The text of the story from the Guardian is below, and a link to the story is here.

Saudi woman driver saved from lashing by King Abdullah


A Saudi woman sentenced to be lashed 10 times for defying the country's ban on female drivers has had her punishment overturned by the king.

The woman, named as Shaima Jastaina and believed to be in her 30s, was found guilty of driving without permission in Jeddah in July. Her case was the first in which a legal punishment was handed down for a violation of the ban in the ultraconservative Muslim nation.

Although there has been no official confirmation of the ruling, Princess Amira al-Taweel, wife of the Saudi Prince Alwaleed bin Talal, tweeted: "Thank God, the lashing of [Shaima] is cancelled. Thanks to our beloved king. I am sure all Saudi women will be so happy, I know I am."

She later added that she and her husband had spoken to Shaima, who told them: "The king's orders washed the fears I lived with after this unjust sentence."

Jastaina was sentenced on Monday — a day after King Abdullah promised to protect women's rights and said women would be allowed to participate in municipal elections in 2015. He also promised to appoint women to the all-male Shura council advisory body.

The moves underline the challenge facing Abdullah, known as a reformer, as he pushes gently for change while trying not to antagonise the powerful clergy and a conservative segment of the population.

Although there are no written laws that restrict women from driving, the prohibition is rooted in conservative traditions and religious views that hold that giving freedom of movement to women would make them vulnerable to sins.

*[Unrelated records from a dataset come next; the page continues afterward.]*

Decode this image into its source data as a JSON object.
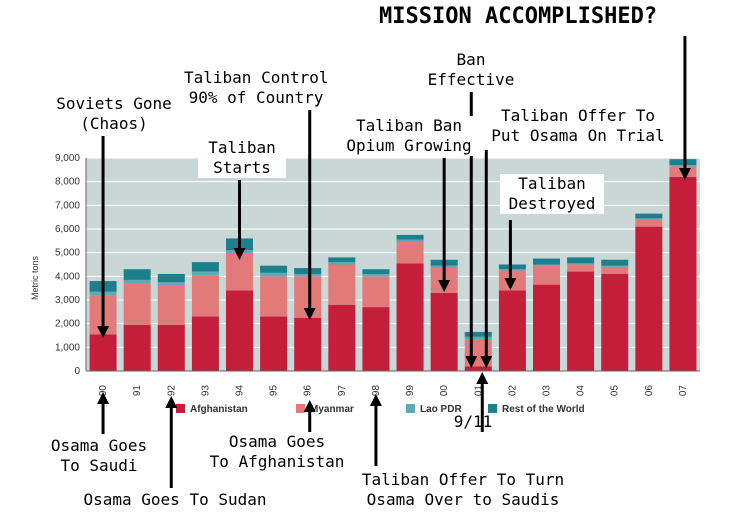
{
  "chart_data": {
    "type": "bar",
    "stacked": true,
    "title": "MISSION ACCOMPLISHED?",
    "ylabel": "Metric tons",
    "ylim": [
      0,
      9000
    ],
    "yticks": [
      "0",
      "1,000",
      "2,000",
      "3,000",
      "4,000",
      "5,000",
      "6,000",
      "7,000",
      "8,000",
      "9,000"
    ],
    "grid": true,
    "legend_position": "bottom",
    "categories": [
      "90",
      "91",
      "92",
      "93",
      "94",
      "95",
      "96",
      "97",
      "98",
      "99",
      "00",
      "01",
      "02",
      "03",
      "04",
      "05",
      "06",
      "07"
    ],
    "series": [
      {
        "name": "Afghanistan",
        "color": "#c41e3a",
        "values": [
          1550,
          1950,
          1950,
          2300,
          3400,
          2300,
          2250,
          2800,
          2700,
          4550,
          3300,
          200,
          3400,
          3650,
          4200,
          4100,
          6100,
          8200
        ]
      },
      {
        "name": "Myanmar",
        "color": "#e27a7a",
        "values": [
          1650,
          1750,
          1650,
          1750,
          1550,
          1700,
          1750,
          1700,
          1300,
          900,
          1050,
          1150,
          850,
          800,
          300,
          300,
          300,
          450
        ]
      },
      {
        "name": "Lao PDR",
        "color": "#5fa8b8",
        "values": [
          150,
          150,
          150,
          150,
          150,
          150,
          100,
          100,
          100,
          100,
          100,
          100,
          50,
          50,
          50,
          50,
          50,
          50
        ]
      },
      {
        "name": "Rest of the World",
        "color": "#1b7f8c",
        "values": [
          450,
          450,
          350,
          400,
          500,
          300,
          250,
          200,
          200,
          200,
          250,
          200,
          200,
          250,
          250,
          250,
          200,
          250
        ]
      }
    ],
    "annotations": [
      {
        "id": "soviets",
        "text": "Soviets Gone\n(Chaos)",
        "category": "90"
      },
      {
        "id": "taliban_control",
        "text": "Taliban Control\n90% of Country",
        "category": "96"
      },
      {
        "id": "taliban_starts",
        "text": "Taliban\nStarts",
        "category": "94"
      },
      {
        "id": "taliban_ban",
        "text": "Taliban Ban\nOpium Growing",
        "category": "00"
      },
      {
        "id": "ban_effective",
        "text": "Ban\nEffective",
        "category": "01"
      },
      {
        "id": "offer_trial",
        "text": "Taliban Offer To\nPut Osama On Trial",
        "category": "01"
      },
      {
        "id": "destroyed",
        "text": "Taliban\nDestroyed",
        "category": "02"
      },
      {
        "id": "mission",
        "text": "MISSION ACCOMPLISHED?",
        "category": "07"
      },
      {
        "id": "saudi",
        "text": "Osama Goes\nTo Saudi",
        "category": "90"
      },
      {
        "id": "sudan",
        "text": "Osama Goes To Sudan",
        "category": "92"
      },
      {
        "id": "afghanistan",
        "text": "Osama Goes\nTo Afghanistan",
        "category": "96"
      },
      {
        "id": "offer_turn",
        "text": "Taliban Offer To Turn\nOsama Over to Saudis",
        "category": "98"
      },
      {
        "id": "nine_eleven",
        "text": "9/11",
        "category": "01"
      }
    ]
  }
}
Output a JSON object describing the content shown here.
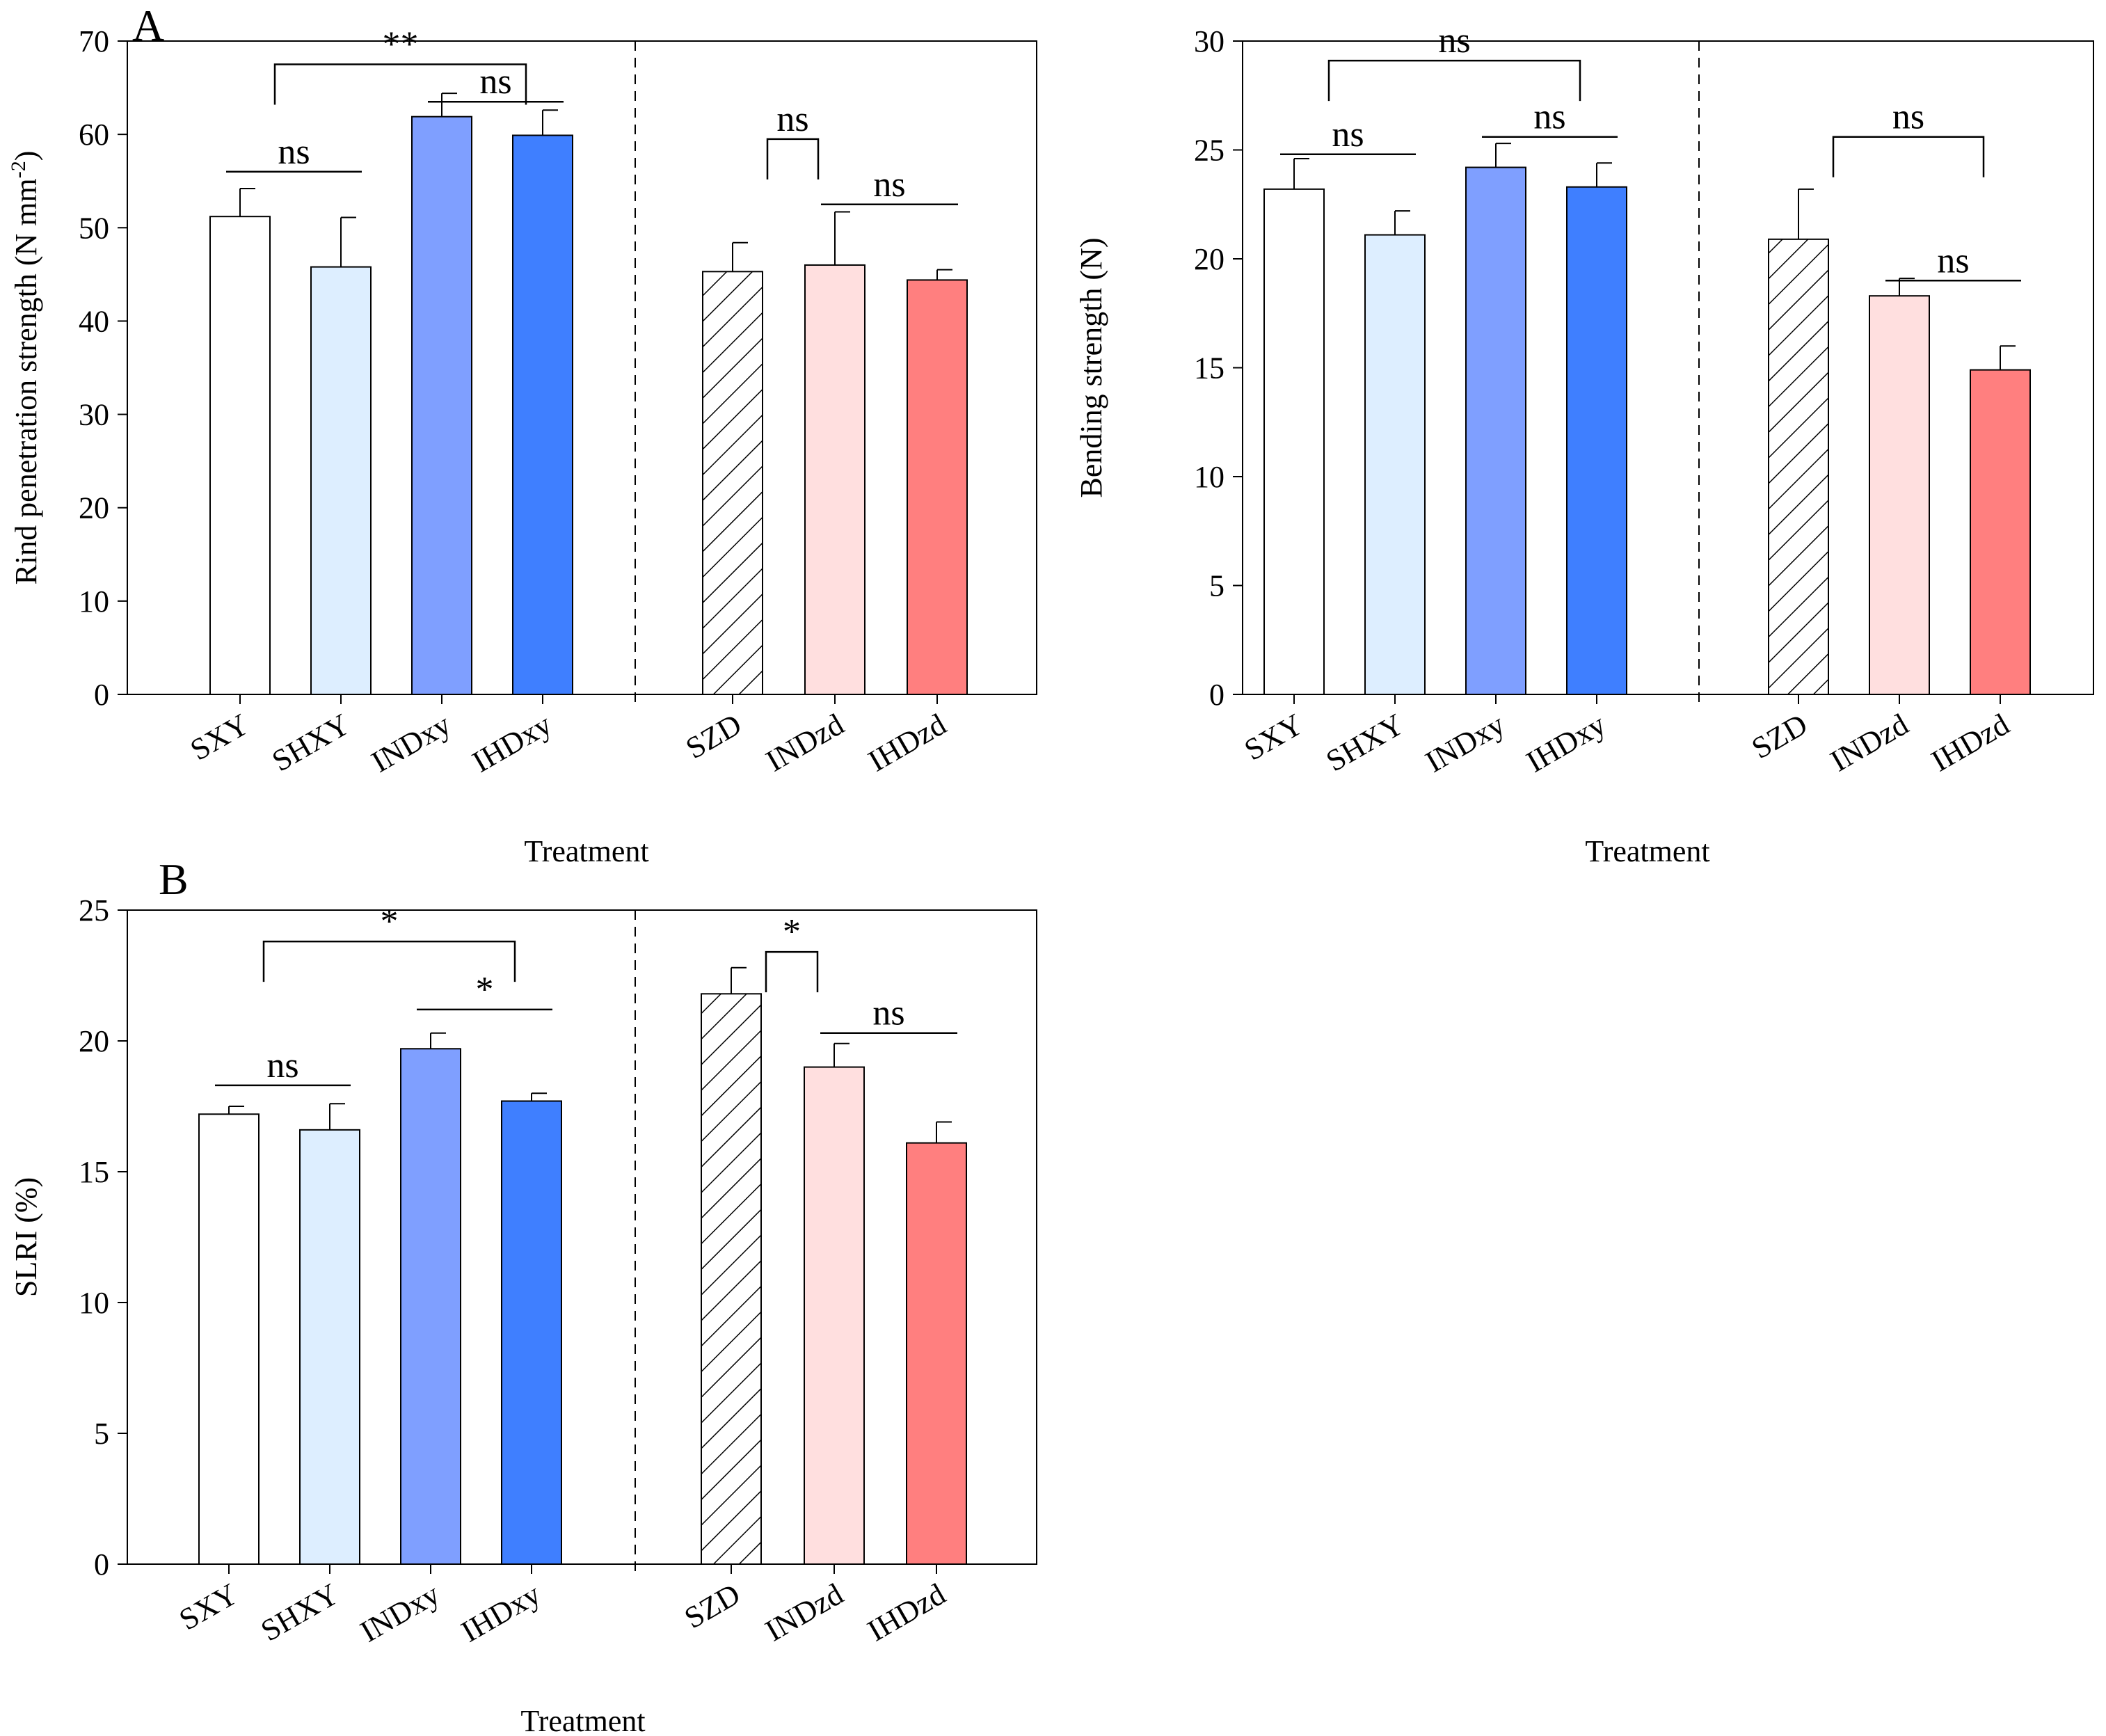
{
  "figure": {
    "panel_letters": [
      "A",
      "B"
    ],
    "colors": {
      "SXY": "#ffffff",
      "SHXY": "#ddeeff",
      "INDxy": "#7f9fff",
      "IHDxy": "#3f7fff",
      "SZD": "hatch",
      "INDzd": "#ffdfdf",
      "IHDzd": "#ff7f7f"
    }
  },
  "chart_data": [
    {
      "id": "rind",
      "type": "bar",
      "panel_letter": "A",
      "categories": [
        "SXY",
        "SHXY",
        "INDxy",
        "IHDxy",
        "SZD",
        "INDzd",
        "IHDzd"
      ],
      "values": [
        51.2,
        45.8,
        61.9,
        59.9,
        45.3,
        46.0,
        44.4
      ],
      "errors": [
        3.0,
        5.3,
        2.5,
        2.7,
        3.1,
        5.7,
        1.1
      ],
      "xlabel": "Treatment",
      "ylabel": "Rind penetration strength (N mm",
      "ylabel_sup": "-2",
      "ylabel_tail": ")",
      "ylim": [
        0,
        70
      ],
      "yticks": [
        0,
        10,
        20,
        30,
        40,
        50,
        60,
        70
      ],
      "group_divider_after": "IHDxy",
      "significance": [
        {
          "from": "SXY",
          "to": "IHDxy",
          "label": "**",
          "style": "bracket",
          "y": 67.5
        },
        {
          "from": "SXY",
          "to": "SHXY",
          "label": "ns",
          "style": "line",
          "y": 56
        },
        {
          "from": "INDxy",
          "to": "IHDxy",
          "label": "ns",
          "style": "line",
          "y": 63.5
        },
        {
          "from": "SZD",
          "to": "INDzd",
          "label": "ns",
          "style": "bracket",
          "y": 59.5
        },
        {
          "from": "INDzd",
          "to": "IHDzd",
          "label": "ns",
          "style": "line",
          "y": 52.5
        }
      ]
    },
    {
      "id": "bending",
      "type": "bar",
      "panel_letter": "",
      "categories": [
        "SXY",
        "SHXY",
        "INDxy",
        "IHDxy",
        "SZD",
        "INDzd",
        "IHDzd"
      ],
      "values": [
        23.2,
        21.1,
        24.2,
        23.3,
        20.9,
        18.3,
        14.9
      ],
      "errors": [
        1.4,
        1.1,
        1.1,
        1.1,
        2.3,
        0.8,
        1.1
      ],
      "xlabel": "Treatment",
      "ylabel": "Bending strength (N)",
      "ylim": [
        0,
        30
      ],
      "yticks": [
        0,
        5,
        10,
        15,
        20,
        25,
        30
      ],
      "group_divider_after": "IHDxy",
      "significance": [
        {
          "from": "SXY",
          "to": "IHDxy",
          "label": "ns",
          "style": "bracket",
          "y": 29.1
        },
        {
          "from": "SXY",
          "to": "SHXY",
          "label": "ns",
          "style": "line",
          "y": 24.8
        },
        {
          "from": "INDxy",
          "to": "IHDxy",
          "label": "ns",
          "style": "line",
          "y": 25.6
        },
        {
          "from": "SZD",
          "to": "IHDzd",
          "label": "ns",
          "style": "bracket",
          "y": 25.6
        },
        {
          "from": "INDzd",
          "to": "IHDzd",
          "label": "ns",
          "style": "line",
          "y": 19.0
        }
      ]
    },
    {
      "id": "slri",
      "type": "bar",
      "panel_letter": "B",
      "categories": [
        "SXY",
        "SHXY",
        "INDxy",
        "IHDxy",
        "SZD",
        "INDzd",
        "IHDzd"
      ],
      "values": [
        17.2,
        16.6,
        19.7,
        17.7,
        21.8,
        19.0,
        16.1
      ],
      "errors": [
        0.3,
        1.0,
        0.6,
        0.3,
        1.0,
        0.9,
        0.8
      ],
      "xlabel": "Treatment",
      "ylabel": "SLRI (%)",
      "ylim": [
        0,
        25
      ],
      "yticks": [
        0,
        5,
        10,
        15,
        20,
        25
      ],
      "group_divider_after": "IHDxy",
      "significance": [
        {
          "from": "SXY",
          "to": "IHDxy",
          "label": "*",
          "style": "bracket",
          "y": 23.8
        },
        {
          "from": "INDxy",
          "to": "IHDxy",
          "label": "*",
          "style": "line",
          "y": 21.2
        },
        {
          "from": "SXY",
          "to": "SHXY",
          "label": "ns",
          "style": "line",
          "y": 18.3
        },
        {
          "from": "SZD",
          "to": "INDzd",
          "label": "*",
          "style": "bracket",
          "y": 23.4
        },
        {
          "from": "INDzd",
          "to": "IHDzd",
          "label": "ns",
          "style": "line",
          "y": 20.3
        }
      ]
    }
  ]
}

Police usually stop female drivers, question them and let them go after they sign a pledge not to drive again. But dozens of women have continued to take to the roads since June in a campaign to break the taboo.

Saudi Arabia
is the only country in the world that bans women — both Saudi and foreign — from driving. The prohibition forces families to hire live-in drivers, and those who cannot afford the $300-$400 (£190-£255) a month for a driver must rely on male relatives to drive them.